E il suo progetto su Venezia, presentato alla 19esima Biennale di Architettura –a cura di Carlo Ratti- non poteva che svilupparsi con l’armonia della libertà, capace di indurci a una riflessione più di mille parole.
I primi aggettivi che ci saltano agli occhi, nel Manifesto di questa Biennale di Architettura, sono Naturale e Collettiva accanto a Intelligenza, in tempi dove l’Artificiale ha preso totalmente il dominio della scena.
“Intelligens: Natural. Artificial. Collective. Non è uno slogan: è una chiamata all’azione – ha ricordato il curatore Carlo Ratti- Per adattarsi, l’architettura deve ascoltare. Deve imparare. Deve reagire. E per farlo, deve attingere a ogni forma di intelligenza: naturale, artificiale e collettiva. Questa Biennale Architettura è più di una mostra: è una reazione a catena”.
Anche Aldo Cibic ci ricorda che le intelligenze sono molteplici e devono lavorare insieme.
Il progetto “Venice Forever: from Reality to Imagination” si sviluppa a partire da una lettura del presente per immaginare una proiezione nel futuro della città. Attraverso dati, immagini, narrazioni e video, Venezia diventa un laboratorio ideale, anche dell’immaginazione e della visione.
La mostra è a cura di CibicWorkshop – Aldo Cibic, Joseph De Jardin, Chuck Felton – e Andrea Rinaldo (Idrologo, Stockholm Water Prize 2023).
Una delle domande che colpiscono di più, nelle iconografie proposte, è “vedremo di nuovo tanti bambini che vanno a scuola”?
“Come ha rammentato Costa, talvolta essere una città UNESCO è una maledizione, non un privilegio –spiega Cibic, che ci raggiunge al telefono da Shanghai. Venezia merita uno statuto speciale. Dobbiamo trovare il modo per garantirne il futuro, consegnandola ai giovani. Creare una piattaforma per raccogliere competenze e denaro affinché i giovani vedono un orizzonte diverso per Venezia”.
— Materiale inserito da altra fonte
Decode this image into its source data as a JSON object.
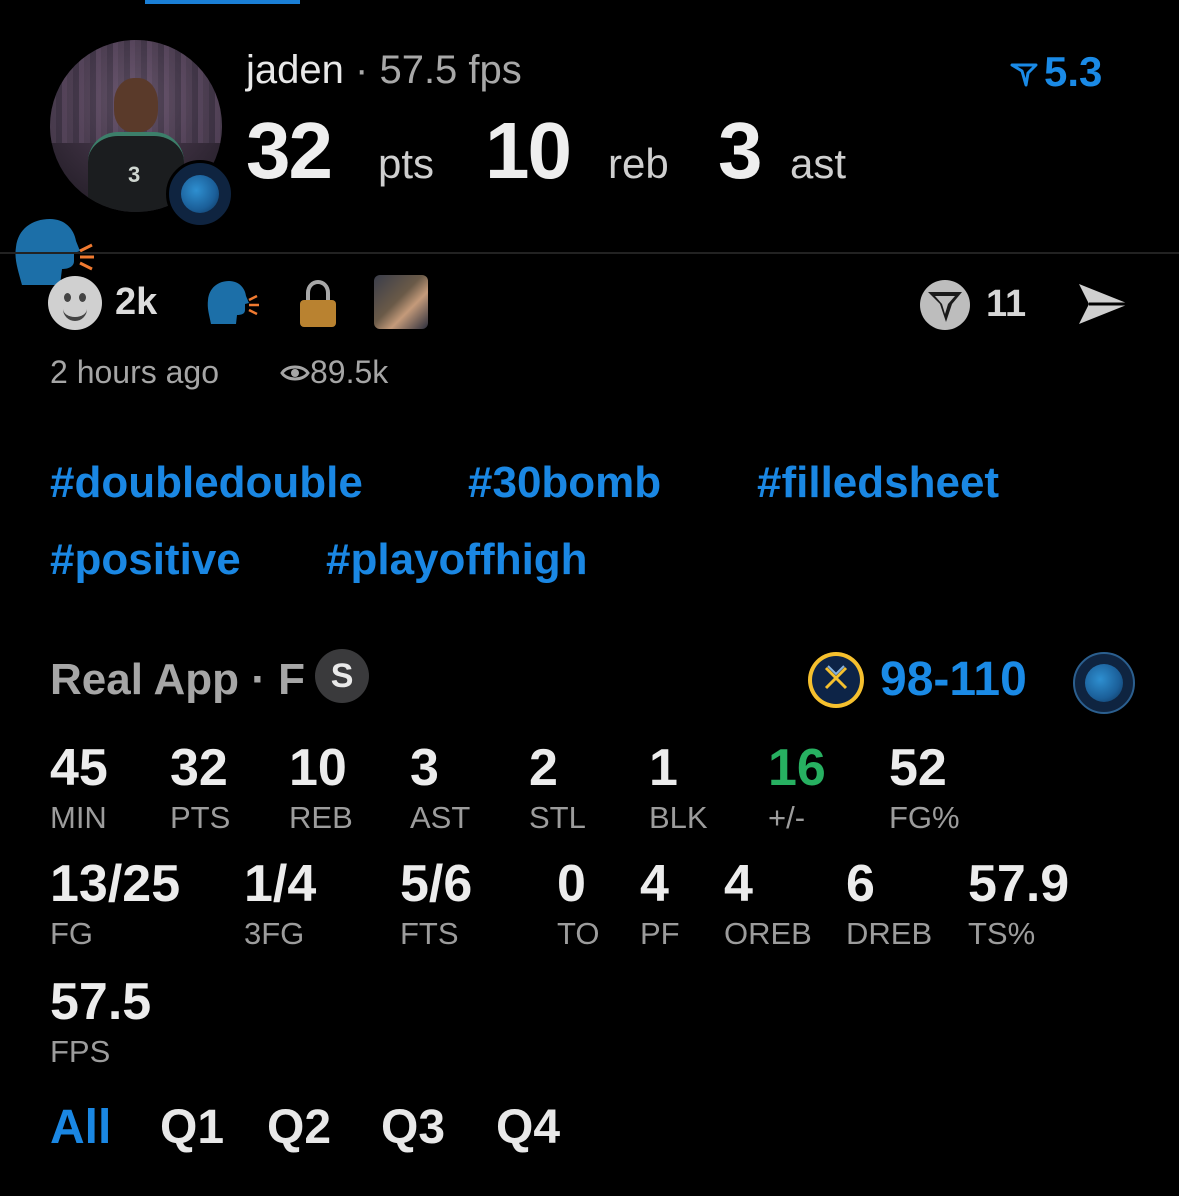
{
  "header": {
    "username": "jaden",
    "separator": "·",
    "fps_text": "57.5 fps",
    "rating": "5.3",
    "points": "32",
    "points_unit": "pts",
    "rebounds": "10",
    "rebounds_unit": "reb",
    "assists": "3",
    "assists_unit": "ast",
    "avatar_jersey_number": "3"
  },
  "actions": {
    "reaction_count": "2k",
    "share_count": "11",
    "icons": [
      "smiley-icon",
      "speaker-icon",
      "lock-icon",
      "friends-thumbnail",
      "v-shield-icon",
      "send-icon"
    ]
  },
  "meta": {
    "time_ago": "2 hours ago",
    "views": "89.5k"
  },
  "tags": [
    "#doubledouble",
    "#30bomb",
    "#filledsheet",
    "#positive",
    "#playoffhigh"
  ],
  "game": {
    "source": "Real App · F",
    "badge": "S",
    "score": "98-110"
  },
  "box_score": {
    "row1": [
      {
        "value": "45",
        "label": "MIN"
      },
      {
        "value": "32",
        "label": "PTS"
      },
      {
        "value": "10",
        "label": "REB"
      },
      {
        "value": "3",
        "label": "AST"
      },
      {
        "value": "2",
        "label": "STL"
      },
      {
        "value": "1",
        "label": "BLK"
      },
      {
        "value": "16",
        "label": "+/-"
      },
      {
        "value": "52",
        "label": "FG%"
      }
    ],
    "row2": [
      {
        "value": "13/25",
        "label": "FG"
      },
      {
        "value": "1/4",
        "label": "3FG"
      },
      {
        "value": "5/6",
        "label": "FTS"
      },
      {
        "value": "0",
        "label": "TO"
      },
      {
        "value": "4",
        "label": "PF"
      },
      {
        "value": "4",
        "label": "OREB"
      },
      {
        "value": "6",
        "label": "DREB"
      },
      {
        "value": "57.9",
        "label": "TS%"
      }
    ],
    "row3": [
      {
        "value": "57.5",
        "label": "FPS"
      }
    ]
  },
  "quarter_tabs": [
    "All",
    "Q1",
    "Q2",
    "Q3",
    "Q4"
  ],
  "colors": {
    "accent_blue": "#1a87e3",
    "positive_green": "#27b061",
    "background": "#000000"
  }
}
L’incipit, un workshop con Cà Foscari
“Tutto è partito da un workshop fatto con Cà Foscari con studenti di discipline diverse, cui hanno partecipato tanti esperti in discipline di vario tipo, fra cui Andrea Rinaldo, che conosce bene le problematiche di Venezia e della Laguna. Ma altresì sono intervenuti Federico Faggin (inventore del microprocessore), lo storico Giovanni Levi, Lugi Serafini, artista che ha creato il Codex Serafinianus (enciclopedia illustrata di un mondo immaginario, con oltre mille disegni)”.
From reality to imagination sottende proprio realizzare ciò che appare impossibile. “Il mio partner in questo progetto ha fatto disegni bellissimi, lavorando sulle domande che tutti ci poniamo e mantenendo fuori le polemiche”. Su Venezia Aldo Cibic e i suoi partner avevano già inoltrato due proposte diverse: “Andrea Rinaldo aveva sette proposte, come Sarkozy per Parigi. Alla fine, l’ultima è partita a febbraio e il lavoro è stato consegnato l’8 maggio”.
La mostra è esposta fino al 23 novembre 2025 alle Corderie dell’Arsenale.